Hannah nodded. ‘While we were interviewing at the caravan park on Friday, the CCTV picked up a man in the grounds of Mockbeggar Hall, an area closed to the public. They assumed he was a caravan-dweller whose curiosity had got the better of him, but he looked very much like someone DS Wharf and I had seen loitering around the entrance to Lane End Farm.’

‘Aslan Sheikh?’ Louise asked.

‘I’ve seen Aslan’s passport photos, two of them, one for each of his identities. Those little snaps are hardly ever good likenesses — least I hope not, mine makes me look like Rosa Klebb — but I’m sure it’s the same bloke. Orla had told him about Castor and Pollux, and he wanted to see the pet cemetery for himself.’

Daniel chewed on a celery stick. ‘I wonder what else Orla told him? Did someone decide they had to kill him, to preserve a secret?’

‘Looks that way,’ she said. ‘So, what secret could be so dangerous?’

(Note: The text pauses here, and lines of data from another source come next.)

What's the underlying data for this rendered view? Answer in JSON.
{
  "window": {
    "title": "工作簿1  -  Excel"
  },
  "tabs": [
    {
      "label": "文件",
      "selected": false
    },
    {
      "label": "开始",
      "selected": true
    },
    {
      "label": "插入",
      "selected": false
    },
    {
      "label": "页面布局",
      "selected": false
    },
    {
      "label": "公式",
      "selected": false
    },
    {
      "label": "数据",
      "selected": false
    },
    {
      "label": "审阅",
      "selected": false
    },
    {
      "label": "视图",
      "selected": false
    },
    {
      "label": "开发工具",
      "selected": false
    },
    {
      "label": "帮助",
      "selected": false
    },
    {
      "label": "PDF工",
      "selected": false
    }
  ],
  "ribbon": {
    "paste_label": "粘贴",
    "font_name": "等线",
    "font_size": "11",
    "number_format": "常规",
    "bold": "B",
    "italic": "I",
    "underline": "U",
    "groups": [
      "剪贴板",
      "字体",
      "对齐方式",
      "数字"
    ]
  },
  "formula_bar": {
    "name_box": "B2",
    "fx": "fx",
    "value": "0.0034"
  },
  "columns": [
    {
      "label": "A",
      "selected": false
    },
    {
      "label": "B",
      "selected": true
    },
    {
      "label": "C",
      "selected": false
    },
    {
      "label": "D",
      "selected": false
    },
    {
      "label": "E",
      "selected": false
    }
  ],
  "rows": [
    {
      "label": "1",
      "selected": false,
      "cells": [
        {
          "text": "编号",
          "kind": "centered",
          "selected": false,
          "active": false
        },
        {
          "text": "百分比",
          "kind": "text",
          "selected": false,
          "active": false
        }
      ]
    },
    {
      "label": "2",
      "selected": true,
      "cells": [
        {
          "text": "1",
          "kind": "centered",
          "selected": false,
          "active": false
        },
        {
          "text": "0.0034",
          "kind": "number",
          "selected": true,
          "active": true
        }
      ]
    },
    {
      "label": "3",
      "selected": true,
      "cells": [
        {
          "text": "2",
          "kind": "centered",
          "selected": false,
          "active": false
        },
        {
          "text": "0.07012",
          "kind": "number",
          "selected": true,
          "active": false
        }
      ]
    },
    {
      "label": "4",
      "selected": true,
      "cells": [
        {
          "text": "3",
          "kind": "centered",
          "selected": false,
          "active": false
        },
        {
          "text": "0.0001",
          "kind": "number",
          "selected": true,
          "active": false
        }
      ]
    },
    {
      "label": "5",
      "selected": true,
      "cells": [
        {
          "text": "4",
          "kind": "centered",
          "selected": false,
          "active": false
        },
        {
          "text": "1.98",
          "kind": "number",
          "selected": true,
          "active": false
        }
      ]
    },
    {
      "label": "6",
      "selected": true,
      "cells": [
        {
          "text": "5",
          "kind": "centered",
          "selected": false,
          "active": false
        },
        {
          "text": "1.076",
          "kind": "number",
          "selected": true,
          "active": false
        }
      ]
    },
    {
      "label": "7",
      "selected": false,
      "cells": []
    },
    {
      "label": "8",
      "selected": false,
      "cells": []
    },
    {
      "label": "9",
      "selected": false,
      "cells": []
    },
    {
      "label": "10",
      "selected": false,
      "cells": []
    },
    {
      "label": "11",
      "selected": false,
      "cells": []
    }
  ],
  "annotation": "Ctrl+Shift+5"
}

The three of them ate without speaking for a minute or two. The atmosphere was heady with the scent of potted lavender and roses scrambling over the trellis nailed to the cottage’s rear wall. Daniel was conscious of Hannah’s presence beside him, and her long slim legs an inch away from his. Wearing a short, semi-floral, belted summer dress, she was displaying much less flesh than Louise, but in sitting down, he’d brushed against her, and the contact sent a jolt of excitement through him, as if he’d touched a live fence at a farm.

At this time of evening, they no longer needed to shield their eyes from the glare. Barely a thread of cloud lingered over Priest Ridge, and the fell was bathed in a mellow light. The cipher garden was alive, and never wholly quiet, but the only sounds were the scurrying of squirrels in the undergrowth and up the trees, and the piping call of a redshank concealed by reeds beside the tarn.

‘When I lived in the city,’ Louise said, ‘I took crime pretty much for granted. The month before I moved out, my next-door neighbour was mugged on a tram, and a woman who lived half a mile away was dragged into a park and raped by a teenage thug with a knife. But the Lakes should be different. A place so lovely shouldn’t be disfigured by cruelty and violence, it feels like an offence against nature.’